Reasoning and Proof Process Standard

This article focuses on four key concepts:

All students, from the pre-kindergarten classroom through senior year of high school should be able to:

1. Understand proof and reasoning methods as a ways of understanding, explaining and comprehending mathmatics.
2. Develop mathematical conjectures based on the problem given
3. Develop,analyze and represent mathematical reasoning
4. Understand when and how to utilize the various reasoning methods


Students need to be able talk about mathematics. From an early age children are able to justify and explain what they see in the world around them. One of the first things a child will recognize is a pattern and they can quickly learn to anticipate the next element in a pattern and explain why it is the correct choice. As students get older and enter school this is generally called reasoning or proof. When most students think of "proofs" they think about geometry; however, proofs and justification are a part of daily life and an essential component of mathematics and true mathematical understanding. As students grow older their level of reasoning will become more refined and sophisticated; however, the skills are quite the same.

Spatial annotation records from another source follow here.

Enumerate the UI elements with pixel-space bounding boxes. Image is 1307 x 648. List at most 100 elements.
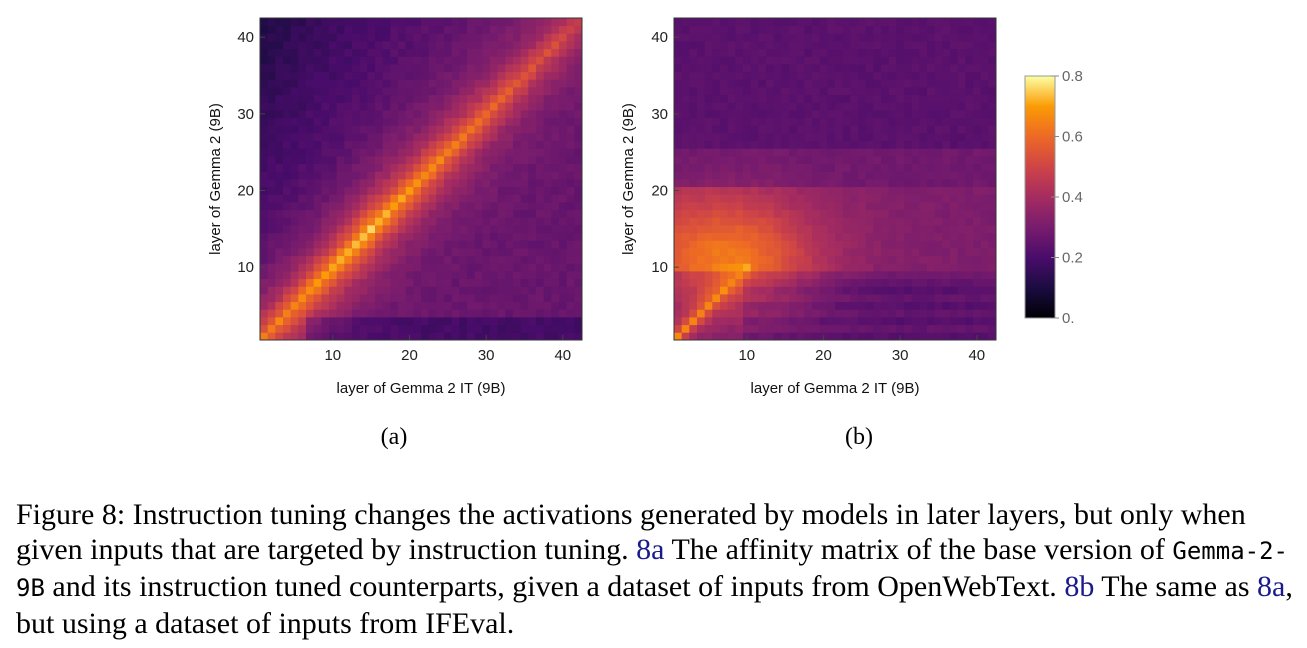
heatmap-a-xlabel: layer of Gemma 2 IT (9B) [337, 380, 506, 397]
heatmap-a-cell [528, 41, 537, 50]
heatmap-b-cell [674, 133, 683, 142]
heatmap-b-cell [858, 217, 867, 226]
heatmap-b-cell [766, 179, 775, 188]
heatmap-b-cell [712, 110, 721, 119]
heatmap-a-cell [306, 33, 315, 42]
heatmap-a-cell [275, 79, 284, 88]
heatmap-a-cell [336, 79, 345, 88]
heatmap-a-cell [398, 209, 407, 218]
heatmap-b-cell [927, 271, 936, 280]
heatmap-a-cell [551, 41, 560, 50]
heatmap-a-cell [513, 209, 522, 218]
heatmap-a-cell [513, 94, 522, 103]
heatmap-b-cell [781, 148, 790, 157]
caption-ref-8a-second[interactable]: 8a [1257, 570, 1286, 603]
heatmap-a-cell [574, 125, 583, 134]
heatmap-b-cell [873, 64, 882, 73]
heatmap-b-cell [674, 240, 683, 249]
heatmap-b-cell [904, 225, 913, 234]
heatmap-b-cell [827, 102, 836, 111]
heatmap-a-cell [421, 102, 430, 111]
heatmap-a-cell [336, 286, 345, 295]
heatmap-b-cell [727, 94, 736, 103]
heatmap-a-cell [306, 186, 315, 195]
heatmap-a-cell [344, 48, 353, 57]
heatmap-a-cell [267, 217, 276, 226]
colorbar: 0.0.20.40.60.8 [1024, 68, 1083, 327]
heatmap-a-cell [474, 271, 483, 280]
heatmap-b-cell [674, 41, 683, 50]
heatmap-b-cell [743, 225, 752, 234]
heatmap-a-cell [474, 133, 483, 142]
heatmap-a-cell [275, 102, 284, 111]
heatmap-b-cell [973, 64, 982, 73]
heatmap-a-cell [359, 56, 368, 65]
heatmap-a-cell [497, 309, 506, 318]
heatmap-a-cell [329, 194, 338, 203]
heatmap-b-cell [827, 225, 836, 234]
heatmap-b-cell [927, 332, 936, 341]
heatmap-a-cell [421, 125, 430, 134]
heatmap-a-cell [574, 64, 583, 73]
heatmap-a-cell [367, 194, 376, 203]
heatmap-b-cell [904, 156, 913, 165]
heatmap-a-cell [413, 71, 422, 80]
heatmap-b-cell [796, 33, 805, 42]
heatmap-a-cell [551, 163, 560, 172]
heatmap-a-cell [566, 48, 575, 57]
heatmap-b-cell [704, 102, 713, 111]
heatmap-a-cell [421, 263, 430, 272]
heatmap-a-cell [359, 18, 368, 27]
heatmap-a-cell [436, 194, 445, 203]
heatmap-b-cell [881, 186, 890, 195]
heatmap-a-cell [290, 171, 299, 180]
heatmap-b-cell [743, 301, 752, 310]
heatmap-b-cell [973, 48, 982, 57]
heatmap-a-cell [543, 255, 552, 264]
heatmap-a-cell [467, 232, 476, 241]
heatmap-b-cell [812, 117, 821, 126]
heatmap-a-cell [520, 194, 529, 203]
heatmap-b-cell [773, 71, 782, 80]
heatmap-a-cell [344, 79, 353, 88]
caption-ref-8b[interactable]: 8b [1064, 570, 1095, 603]
heatmap-a-cell [290, 110, 299, 119]
heatmap-b-cell [766, 240, 775, 249]
heatmap-a-cell [359, 110, 368, 119]
heatmap-a-cell [344, 18, 353, 27]
heatmap-b-cell [988, 294, 997, 303]
heatmap-a-cell [306, 64, 315, 73]
heatmap-a-cell [260, 225, 269, 234]
heatmap-a-cell [298, 232, 307, 241]
heatmap-b-cell [858, 294, 867, 303]
heatmap-a-cell [421, 194, 430, 203]
caption-ref-8a[interactable]: 8a [636, 533, 665, 566]
heatmap-b-cell [973, 217, 982, 226]
heatmap-b-cell [973, 171, 982, 180]
heatmap-b-cell [789, 248, 798, 257]
heatmap-b-cell [827, 294, 836, 303]
heatmap-a-cell [482, 209, 491, 218]
heatmap-b-cell [835, 232, 844, 241]
heatmap-a-cell [528, 202, 537, 211]
heatmap-a-cell [375, 125, 384, 134]
heatmap-a-cell [344, 202, 353, 211]
heatmap-a-cell [490, 332, 499, 341]
heatmap-a-cell [313, 56, 322, 65]
heatmap-a-cell [405, 202, 414, 211]
heatmap-a-cell [551, 209, 560, 218]
heatmap-a-cell [283, 294, 292, 303]
heatmap-a-cell [444, 140, 453, 149]
heatmap-b-cell [980, 271, 989, 280]
heatmap-b-cell [727, 271, 736, 280]
heatmap-b-cell [766, 18, 775, 27]
heatmap-a-cell [505, 209, 514, 218]
heatmap-a-cell [536, 156, 545, 165]
heatmap-b-cell [697, 202, 706, 211]
heatmap-b-cell [911, 232, 920, 241]
heatmap-a-cell [520, 71, 529, 80]
heatmap-a-cell [520, 163, 529, 172]
heatmap-a-cell [520, 117, 529, 126]
heatmap-b-cell [727, 309, 736, 318]
heatmap-b-cell [973, 125, 982, 134]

Every time a teacher asks a student to justify his or her answer the teacher is asking for the reasoning, asking that the student demonstrate the proof or line of though that led the student to the answer. This is a important aspect of mathematics that can often become overlooked in worksheets and endless problems.
The second point revolves around conjecture. Conjecture, or guessing, is a part of mathematics, it is a part of learning. Students have to feel that they are able to guess, make mistakes, be wrong and learn from the experiences. Mathematics is a stressful subject for many students, due in part because they fear being wrong and this fear can stop them for interacting with the material. As defined in the process standard, students learn best when they are able to work cooperatively with their peers and reason through their mistakes.
As students learn how to go through the process of reasoning they need to also learn how to represent their work. In the elementary grades it may be most appropriate to have students draw and color their work. In the older grades, students should practice showing their work with sketches, numbers and even in paragraph form, not only as a two columned proof.
Finally, students need to be able to recognize when and how to utilize various reasoning methods. For instance, the nuances of an algebraic equation may vary considerably from a geometric problem. Essentially, as they progress through their schooling students should start to recognize how best to go about a problem and various strategies that they can use.